Mélanie Vincent

Née en 1985 à Lagny-sur-Marne
Vit et travaille entre Paris et Bruxelles



Mélanie Vincent s’inspire de littérature et particulièrement de récits de voyage, parmi eux Le Mont Analogue de René Daumal, relatant la découverte puis l’ascension par un groupe d’amis de la montagne mystérieuse. Mystérieuse et fascinante car elle relirait la terre à l’au-delà. Malheureusement l’auteur mourra avant d’avoir achevé son œuvre, abandonnant ses personnages au beau milieu de leur expédition. Incomplet, ce roman décrit pourtant justement le but de ce voyage, qui n’est ainsi pas tant l’arrivée, le sommet, mais bien le voyage lui-même.

Cette idée qui consisterait à créer les conditions d’une expérience davantage qu’un objet autonome n’est pas étrangère à la démarche de Mélanie Vincent. Tout comme le motif de la montagne – relief qui se détache parfaitement du paysage, mais qui ne peut cependant s’appréhender totalement. La montagne se dérobe. Les œuvres ici aussi.

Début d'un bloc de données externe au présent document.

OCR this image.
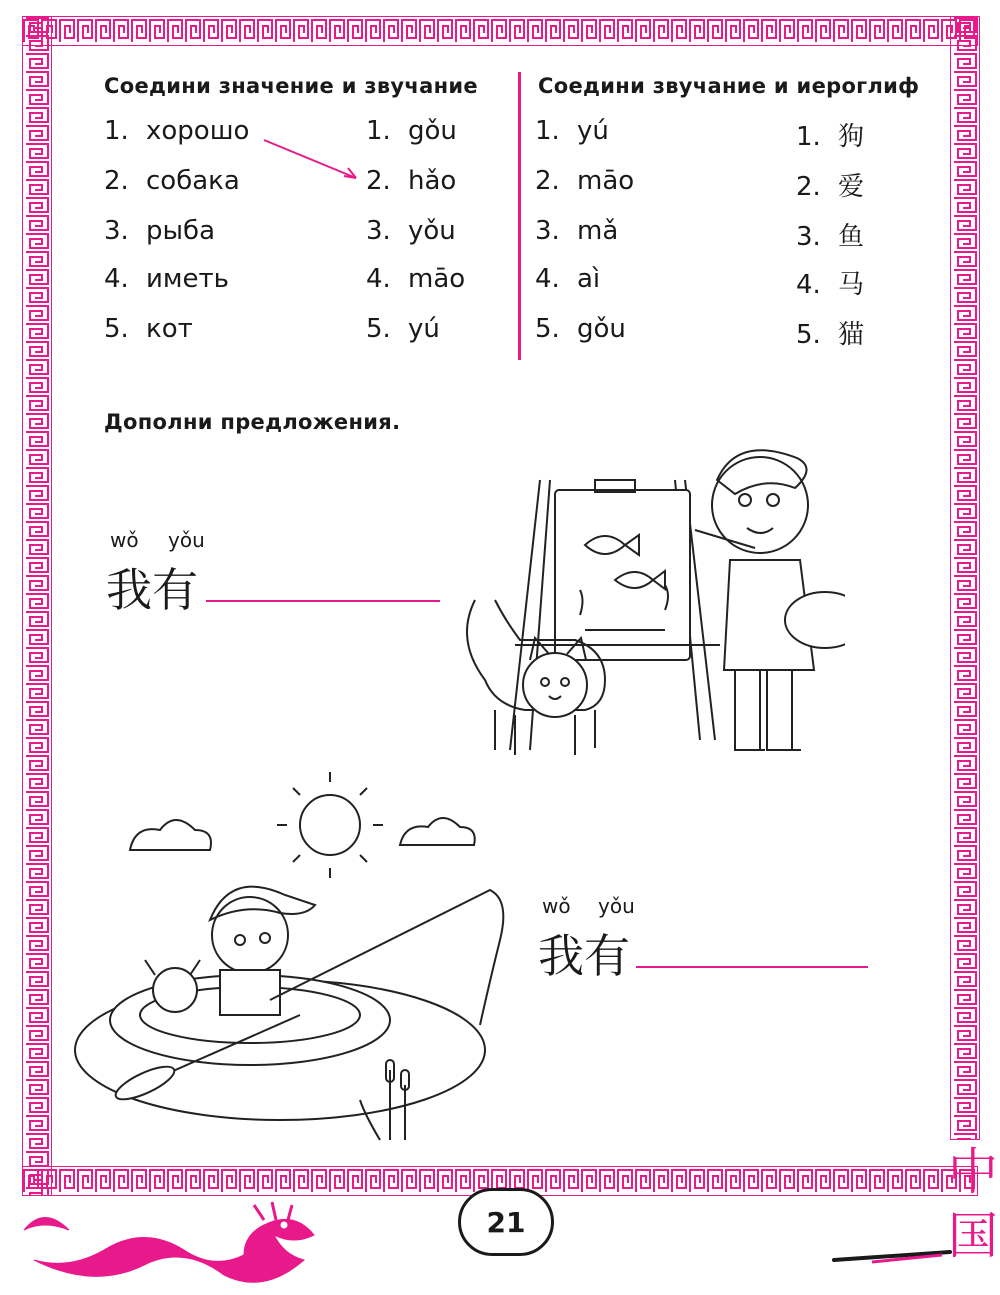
Соедини значение и звучание
1. хорошо
2. собака
3. рыба
4. иметь
5. кот
1. gǒu
2. hǎo
3. yǒu
4. māo
5. yú
Соедини звучание и иероглиф
1. yú
2. māo
3. mǎ
4. aì
5. gǒu
1. 狗
2. 爱
3. 鱼
4. 马
5. 猫
Дополни предложения.
wǒ yǒu
我有
wǒ yǒu
我有
21
中
国
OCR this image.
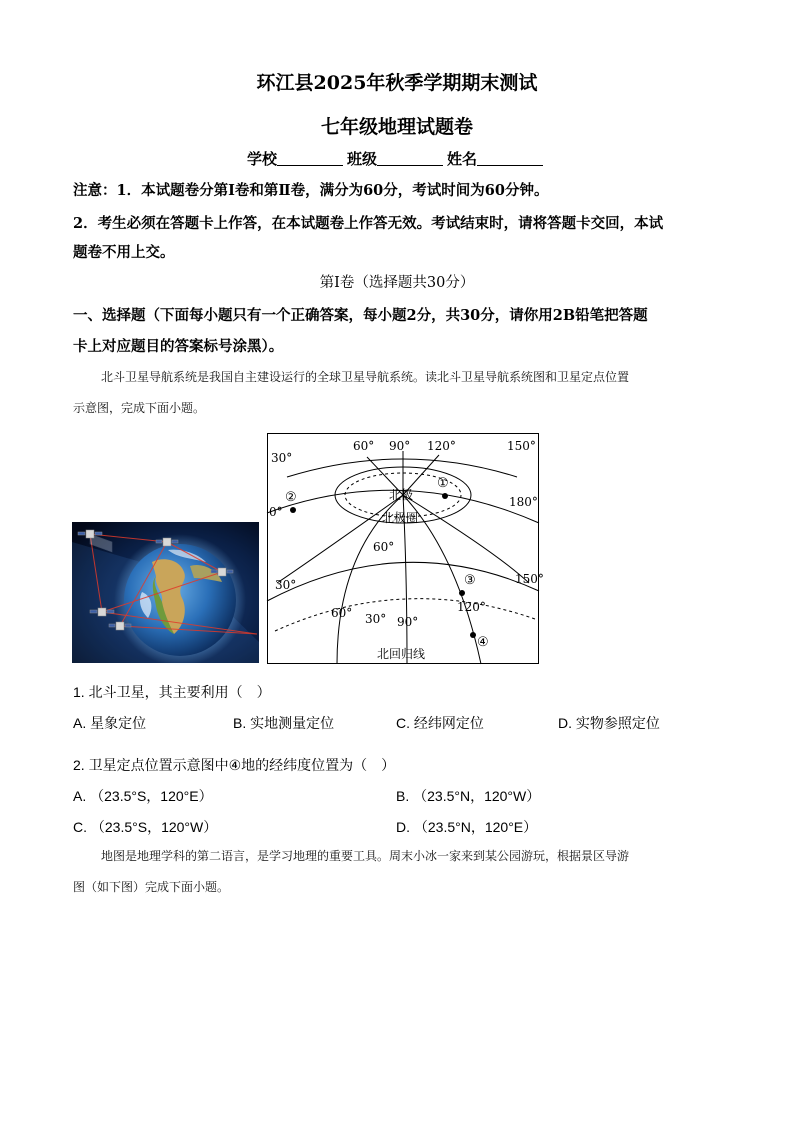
环江县2025年秋季学期期末测试
七年级地理试题卷
学校	班级	姓名
注意：1．本试题卷分第Ⅰ卷和第Ⅱ卷，满分为60分，考试时间为60分钟。
2．考生必须在答题卡上作答，在本试题卷上作答无效。考试结束时，请将答题卡交回，本试
题卷不用上交。
第Ⅰ卷（选择题共30分）
一、选择题（下面每小题只有一个正确答案，每小题2分，共30分，请你用2B铅笔把答题
卡上对应题目的答案标号涂黑）。
北斗卫星导航系统是我国自主建设运行的全球卫星导航系统。读北斗卫星导航系统图和卫星定点位置
示意图，完成下面小题。
60° 90° 120°	150°
30°
0°
180°
北极
北极圈
60°
30°
60° 30° 90°
120°
150°
北回归线
①
②
③
④
1. 北斗卫星，其主要利用（　）
A. 星象定位	B. 实地测量定位	C. 经纬网定位	D. 实物参照定位
2. 卫星定点位置示意图中④地的经纬度位置为（　）
A. （23.5°S，120°E）	B. （23.5°N，120°W）
C. （23.5°S，120°W）	D. （23.5°N，120°E）
地图是地理学科的第二语言，是学习地理的重要工具。周末小冰一家来到某公园游玩，根据景区导游
图（如下图）完成下面小题。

L’expérience que l’artiste propose est celle de la perception. À titre d’introduction à son travail, elle évoque le phénomène du point aveugle. Très brièvement il s’agit, d’une part infime, manquant à l’image que nous recevons – une toute petite portion de notre rétine étant dépourvue de photorécepteurs – et que le cerveau reconstitue.

Cette part manquante, cette zone de trouble, l’artiste tente de la traduire notamment à travers des dispositifs lumineux qui viennent généralement traverser littéralement l’image présentée (des cartes postales ou des posters de paysages montagneux) et éblouir en partie le spectateur curieux. En perturbant ainsi la perception, elle ouvre un nouvel espace de projection (au sens propre ?), dans lequel les images s’émancipent. Leurs surfaces fendues (on pense aux toiles de Lucio Fontana), elles s’engouffrent dans l’espace opaque de l’invisible.

L’artiste explore par ailleurs le potentiel d’autres matériaux, dont les plaques de bois et d’aluminium qu’elle utilise à la fois comme support d’exposition de ses images (les plaques de contreplaqué présentées par exemple inclinées contre le mur) mais aussi comme motif, pour leurs qualités propres. C’est ainsi qu’elle souligne au stylo pyrograveur les nervures du bois, ou qu’elle polit et martèle des feuilles d’aluminium. Émergent ainsi du corps même de la matière, marqués au marteau ou encore brûlés, des paysages fragmentaires et dispersés, qui investissent, comme rhizome embryonnaire, l’espace de l’exposition. Le voyage ne fait que commencer.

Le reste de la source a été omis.